Rare cost-cutting measure for Disney’s sports giant

ESPN on Tuesday began making a significant reduction of its work force, laying off more than 100 employees at its Bristol, Conn., headquarters and in at least one regional technology center.

While a precise headcount has not been confirmed, sources said as many as 150 people have been let go, a number that includes open positions that will not be filled. Some 4,000 employees work at the Bristol campus. All told, the company employs 7,000 workers worldwide.

ESPN acknowledged the layoffs in a statement released this afternoon: “We are implementing changes across the company to enhance our continued growth while smartly managing costs. While difficult, we are confident that it will make us more competitive, innovative and productive.”

The last time ESPN made deep cuts in payroll was in May 2009, when approximately 100 staffers were laid off and 200 vacant positions were left open.

The layoffs come on the heels of a record day on Wall Street for ESPN parent Walt Disney Co. On May 7, shares soared to a record $66.07 as the company delivered better-than-expected FY Q2 earnings.

ESPN did much of the heavy lifting for Disney’s media networks division, as the cable networks generated $3.46 billion in revenue for the three-month period that ended on March 30. Per RBC Capital estimates, ESPN accounts for 69 percent of Disney’s cable revenues; as such, the sports giant is likely to have delivered $2.4 billion in quarterly revenue.
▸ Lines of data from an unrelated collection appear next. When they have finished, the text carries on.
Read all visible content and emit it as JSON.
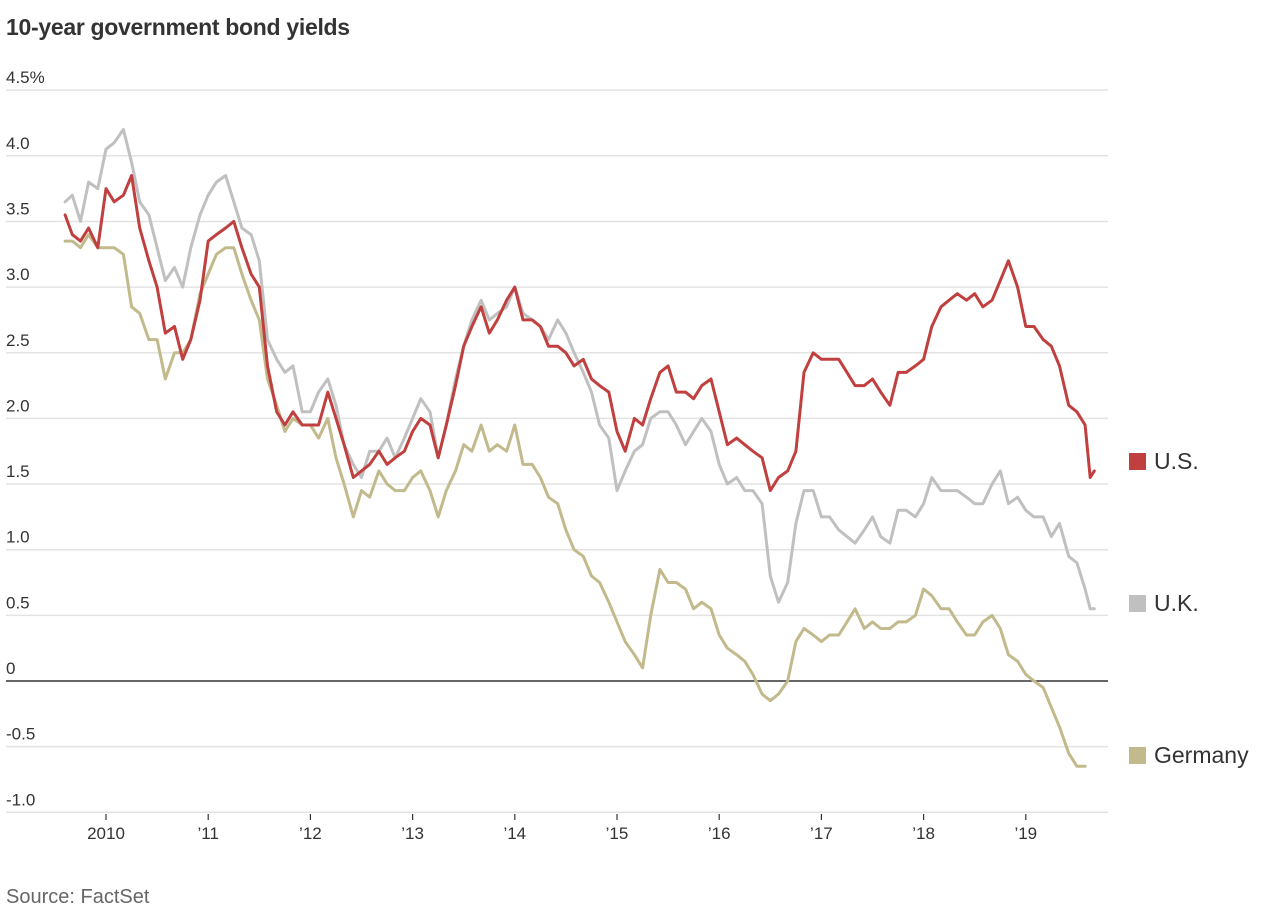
{
  "chart_data": {
    "type": "line",
    "title": "10-year government bond yields",
    "source": "Source: FactSet",
    "xlabel": "",
    "ylabel": "",
    "ylim": [
      -1.0,
      4.5
    ],
    "xlim": [
      2009.6,
      2019.67
    ],
    "grid": true,
    "legend_placement": "right, at line ends",
    "yticks": [
      {
        "value": 4.5,
        "label": "4.5%"
      },
      {
        "value": 4.0,
        "label": "4.0"
      },
      {
        "value": 3.5,
        "label": "3.5"
      },
      {
        "value": 3.0,
        "label": "3.0"
      },
      {
        "value": 2.5,
        "label": "2.5"
      },
      {
        "value": 2.0,
        "label": "2.0"
      },
      {
        "value": 1.5,
        "label": "1.5"
      },
      {
        "value": 1.0,
        "label": "1.0"
      },
      {
        "value": 0.5,
        "label": "0.5"
      },
      {
        "value": 0,
        "label": "0"
      },
      {
        "value": -0.5,
        "label": "-0.5"
      },
      {
        "value": -1.0,
        "label": "-1.0"
      }
    ],
    "xticks": [
      {
        "value": 2010,
        "label": "2010"
      },
      {
        "value": 2011,
        "label": "’11"
      },
      {
        "value": 2012,
        "label": "’12"
      },
      {
        "value": 2013,
        "label": "’13"
      },
      {
        "value": 2014,
        "label": "’14"
      },
      {
        "value": 2015,
        "label": "’15"
      },
      {
        "value": 2016,
        "label": "’16"
      },
      {
        "value": 2017,
        "label": "’17"
      },
      {
        "value": 2018,
        "label": "’18"
      },
      {
        "value": 2019,
        "label": "’19"
      }
    ],
    "x": [
      2009.6,
      2009.67,
      2009.75,
      2009.83,
      2009.92,
      2010.0,
      2010.08,
      2010.17,
      2010.25,
      2010.33,
      2010.42,
      2010.5,
      2010.58,
      2010.67,
      2010.75,
      2010.83,
      2010.92,
      2011.0,
      2011.08,
      2011.17,
      2011.25,
      2011.33,
      2011.42,
      2011.5,
      2011.58,
      2011.67,
      2011.75,
      2011.83,
      2011.92,
      2012.0,
      2012.08,
      2012.17,
      2012.25,
      2012.33,
      2012.42,
      2012.5,
      2012.58,
      2012.67,
      2012.75,
      2012.83,
      2012.92,
      2013.0,
      2013.08,
      2013.17,
      2013.25,
      2013.33,
      2013.42,
      2013.5,
      2013.58,
      2013.67,
      2013.75,
      2013.83,
      2013.92,
      2014.0,
      2014.08,
      2014.17,
      2014.25,
      2014.33,
      2014.42,
      2014.5,
      2014.58,
      2014.67,
      2014.75,
      2014.83,
      2014.92,
      2015.0,
      2015.08,
      2015.17,
      2015.25,
      2015.33,
      2015.42,
      2015.5,
      2015.58,
      2015.67,
      2015.75,
      2015.83,
      2015.92,
      2016.0,
      2016.08,
      2016.17,
      2016.25,
      2016.33,
      2016.42,
      2016.5,
      2016.58,
      2016.67,
      2016.75,
      2016.83,
      2016.92,
      2017.0,
      2017.08,
      2017.17,
      2017.25,
      2017.33,
      2017.42,
      2017.5,
      2017.58,
      2017.67,
      2017.75,
      2017.83,
      2017.92,
      2018.0,
      2018.08,
      2018.17,
      2018.25,
      2018.33,
      2018.42,
      2018.5,
      2018.58,
      2018.67,
      2018.75,
      2018.83,
      2018.92,
      2019.0,
      2019.08,
      2019.17,
      2019.25,
      2019.33,
      2019.42,
      2019.5,
      2019.58,
      2019.63,
      2019.67
    ],
    "series": [
      {
        "name": "U.S.",
        "color": "#c0403f",
        "values": [
          3.55,
          3.4,
          3.35,
          3.45,
          3.3,
          3.75,
          3.65,
          3.7,
          3.85,
          3.45,
          3.2,
          3.0,
          2.65,
          2.7,
          2.45,
          2.6,
          2.9,
          3.35,
          3.4,
          3.45,
          3.5,
          3.3,
          3.1,
          3.0,
          2.4,
          2.05,
          1.95,
          2.05,
          1.95,
          1.95,
          1.95,
          2.2,
          2.0,
          1.8,
          1.55,
          1.6,
          1.65,
          1.75,
          1.65,
          1.7,
          1.75,
          1.9,
          2.0,
          1.95,
          1.7,
          1.95,
          2.25,
          2.55,
          2.7,
          2.85,
          2.65,
          2.75,
          2.9,
          3.0,
          2.75,
          2.75,
          2.7,
          2.55,
          2.55,
          2.5,
          2.4,
          2.45,
          2.3,
          2.25,
          2.2,
          1.9,
          1.75,
          2.0,
          1.95,
          2.15,
          2.35,
          2.4,
          2.2,
          2.2,
          2.15,
          2.25,
          2.3,
          2.05,
          1.8,
          1.85,
          1.8,
          1.75,
          1.7,
          1.45,
          1.55,
          1.6,
          1.75,
          2.35,
          2.5,
          2.45,
          2.45,
          2.45,
          2.35,
          2.25,
          2.25,
          2.3,
          2.2,
          2.1,
          2.35,
          2.35,
          2.4,
          2.45,
          2.7,
          2.85,
          2.9,
          2.95,
          2.9,
          2.95,
          2.85,
          2.9,
          3.05,
          3.2,
          3.0,
          2.7,
          2.7,
          2.6,
          2.55,
          2.4,
          2.1,
          2.05,
          1.95,
          1.55,
          1.6
        ]
      },
      {
        "name": "U.K.",
        "color": "#c0c0c0",
        "values": [
          3.65,
          3.7,
          3.5,
          3.8,
          3.75,
          4.05,
          4.1,
          4.2,
          3.95,
          3.65,
          3.55,
          3.3,
          3.05,
          3.15,
          3.0,
          3.3,
          3.55,
          3.7,
          3.8,
          3.85,
          3.65,
          3.45,
          3.4,
          3.2,
          2.6,
          2.45,
          2.35,
          2.4,
          2.05,
          2.05,
          2.2,
          2.3,
          2.1,
          1.8,
          1.65,
          1.55,
          1.75,
          1.75,
          1.85,
          1.7,
          1.85,
          2.0,
          2.15,
          2.05,
          1.7,
          1.95,
          2.3,
          2.55,
          2.75,
          2.9,
          2.75,
          2.8,
          2.85,
          3.0,
          2.8,
          2.75,
          2.7,
          2.6,
          2.75,
          2.65,
          2.5,
          2.35,
          2.2,
          1.95,
          1.85,
          1.45,
          1.6,
          1.75,
          1.8,
          2.0,
          2.05,
          2.05,
          1.95,
          1.8,
          1.9,
          2.0,
          1.9,
          1.65,
          1.5,
          1.55,
          1.45,
          1.45,
          1.35,
          0.8,
          0.6,
          0.75,
          1.2,
          1.45,
          1.45,
          1.25,
          1.25,
          1.15,
          1.1,
          1.05,
          1.15,
          1.25,
          1.1,
          1.05,
          1.3,
          1.3,
          1.25,
          1.35,
          1.55,
          1.45,
          1.45,
          1.45,
          1.4,
          1.35,
          1.35,
          1.5,
          1.6,
          1.35,
          1.4,
          1.3,
          1.25,
          1.25,
          1.1,
          1.2,
          0.95,
          0.9,
          0.7,
          0.55,
          0.55
        ]
      },
      {
        "name": "Germany",
        "color": "#c2ba8c",
        "values": [
          3.35,
          3.35,
          3.3,
          3.4,
          3.3,
          3.3,
          3.3,
          3.25,
          2.85,
          2.8,
          2.6,
          2.6,
          2.3,
          2.5,
          2.5,
          2.6,
          2.95,
          3.1,
          3.25,
          3.3,
          3.3,
          3.1,
          2.9,
          2.75,
          2.3,
          2.1,
          1.9,
          2.0,
          1.95,
          1.95,
          1.85,
          2.0,
          1.7,
          1.5,
          1.25,
          1.45,
          1.4,
          1.6,
          1.5,
          1.45,
          1.45,
          1.55,
          1.6,
          1.45,
          1.25,
          1.45,
          1.6,
          1.8,
          1.75,
          1.95,
          1.75,
          1.8,
          1.75,
          1.95,
          1.65,
          1.65,
          1.55,
          1.4,
          1.35,
          1.15,
          1.0,
          0.95,
          0.8,
          0.75,
          0.6,
          0.45,
          0.3,
          0.2,
          0.1,
          0.5,
          0.85,
          0.75,
          0.75,
          0.7,
          0.55,
          0.6,
          0.55,
          0.35,
          0.25,
          0.2,
          0.15,
          0.05,
          -0.1,
          -0.15,
          -0.1,
          0.0,
          0.3,
          0.4,
          0.35,
          0.3,
          0.35,
          0.35,
          0.45,
          0.55,
          0.4,
          0.45,
          0.4,
          0.4,
          0.45,
          0.45,
          0.5,
          0.7,
          0.65,
          0.55,
          0.55,
          0.45,
          0.35,
          0.35,
          0.45,
          0.5,
          0.4,
          0.2,
          0.15,
          0.05,
          0.0,
          -0.05,
          -0.2,
          -0.35,
          -0.55,
          -0.65,
          -0.65
        ]
      }
    ]
  }
}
In recent years, ESPN has laid out gargantuan sums of cash for the live sports rights that keep its engine purring. Last May, ESPN and the ACC inked a 15-year extension of their existing rights contract at a rate of $240 million per year or $3.6 billion. The rights to the new Bowl Championship Series playoffs will cost $560 million per year through 2025, while re-upping with Major League Baseball ($5.35 billion through 2021) and the National Football League ($15.5 billion through 2021) were two other high-profile moves.

The network’s current $3.88 billion deal with the National Basketball Association expires at the end of the 2015 season.

Another costly line item is ESPN’s new digital center, which is being erected in Bristol at a cost of around $125 million. Midway through its 2013-14 upfront presentation, ESPN last week gave media buyers and advertisers their first look at the Digital Center 2 facility and the new SportsCenter set.

On the other side of the ledger, ESPN makes a killing on affiliate fees, charging operators an average rate of $5.01 per subscriber per month, according to SNL Kagan estimates. Last year, the flagship network collected $5.96 billion in sub fees—more than four times what runner-up TNT earns in a year ($1.42 billion).

ESPN also beats all comers in the ad game, generating $2.07 billion in sales revenue at ESPN and ESPN2.

Shares of Disney were flat at $66.09 in mid-afternoon trading.